Majestätisch ragt die Akropolis von Lindos in den blauen Sommerhimmel, ganz so, wie sie es seit über 2000 Jahren tut. Den besten Blick auf das antike Wahrzeichen der Insel Rhodos haben die Touristen vom direkt daneben gelegenen Lindos Beach aus, wo sie sich auch am Mittwoch in der Hitze auf Strandliegen räkeln. Es herrscht «business as usual», es riecht nach Sonnencreme mit Kokos-Note, die Wellen plätschern an den Strand, Busse fahren die Urlauber auf den Hügel zum berühmten Altertum, die Tavernen sind gut besucht und die Parkplätze voll.
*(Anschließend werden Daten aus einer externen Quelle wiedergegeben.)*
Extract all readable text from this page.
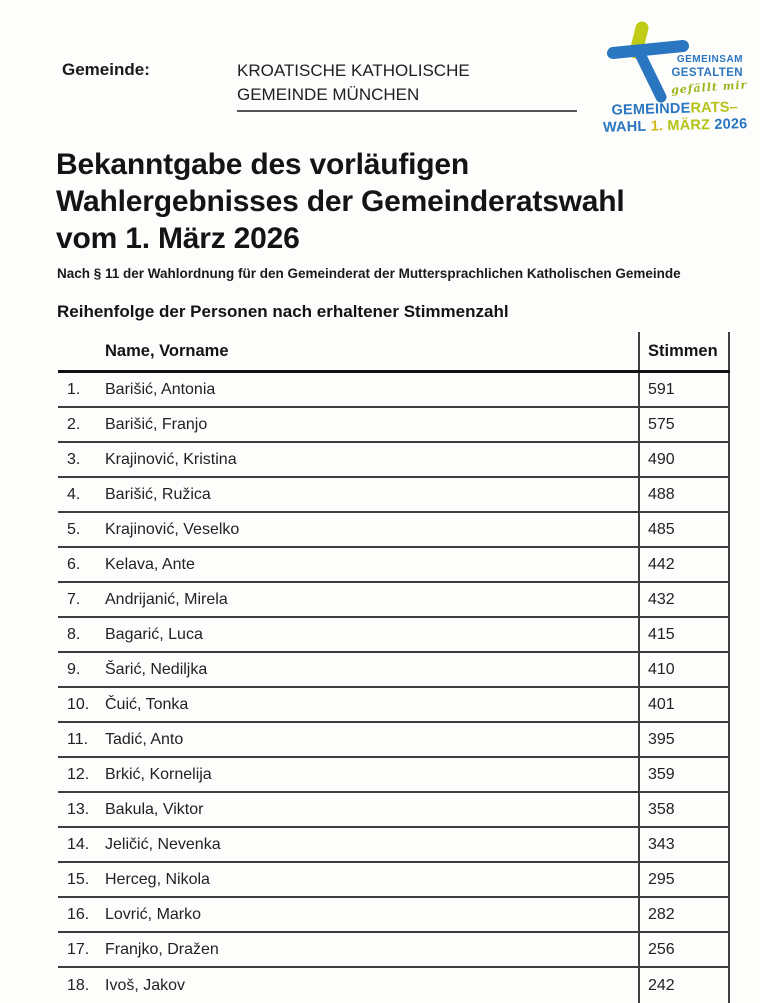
Gemeinde:	KROATISCHE KATHOLISCHE
GEMEINDE MÜNCHEN
GEMEINSAM
GESTALTEN
gefällt mir
GEMEINDERATS–
WAHL 1. MÄRZ 2026
Bekanntgabe des vorläufigen
Wahlergebnisses der Gemeinderatswahl
vom 1. März 2026

Nach § 11 der Wahlordnung für den Gemeinderat der Muttersprachlichen Katholischen Gemeinde

Reihenfolge der Personen nach erhaltener Stimmenzahl
Name, Vorname	Stimmen
1.	Barišić, Antonia	591
2.	Barišić, Franjo	575
3.	Krajinović, Kristina	490
4.	Barišić, Ružica	488
5.	Krajinović, Veselko	485
6.	Kelava, Ante	442
7.	Andrijanić, Mirela	432
8.	Bagarić, Luca	415
9.	Šarić, Nediljka	410
10. Čuić, Tonka	401
11.	Tadić, Anto	395
12. Brkić, Kornelija	359
13. Bakula, Viktor	358
14. Jeličić, Nevenka	343
15. Herceg, Nikola	295
16. Lovrić, Marko	282
17. Franjko, Dražen	256
18. Ivoš, Jakov	242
Nur zwei Kilometer weiter südlich haben in der Nacht zuvor Feuerwehrleute gemeinsam mit mehreren Tausend Einheimischen den Badeort Gennadi vorerst vor den Flammen gerettet. Zwischenzeitlich sah es so aus, als würde der Ort abbrennen: Weil der Wind zu stark und die Flammen zu groß waren, mussten die freiwilligen Helfer die Dächer der Häuser verlassen, auf denen sie das Dorf zuvor stundenlang mit Schläuchen und Wassereimern bewaffnet verteidigt hatten. Schließlich ging es nochmal gut, und im Morgengrauen konnten dann die Löschhubschrauber und -flugzeuge wieder die Arbeit aufnehmen.

Stornierungen in der Hauptsaison

«Wir wollten wirklich gerne kommen», steht in der SMS aus Deutschland, die der 59-jährige Tsabíkos in einem Café in Rhodos-Stadt über den Tisch reicht. «Aber hier heißt es, dass die Situation bei euch sehr schlimm ist, und so haben wir uns schweren Herzens entschieden, die Flüge zu stornieren.» Hilflos zuckt Tsabíkos mit den Schultern. Eines der beiden Häuschen, die er und seine Frau vermieten, bleibt nun mitten in der Hauptsaison vorübergehend leer. Es ist längst nicht das einzige: Auf der ganzen Insel, auch hoch im Norden, hagelt es in Hotels und Ferienunterkünften Stornierungen.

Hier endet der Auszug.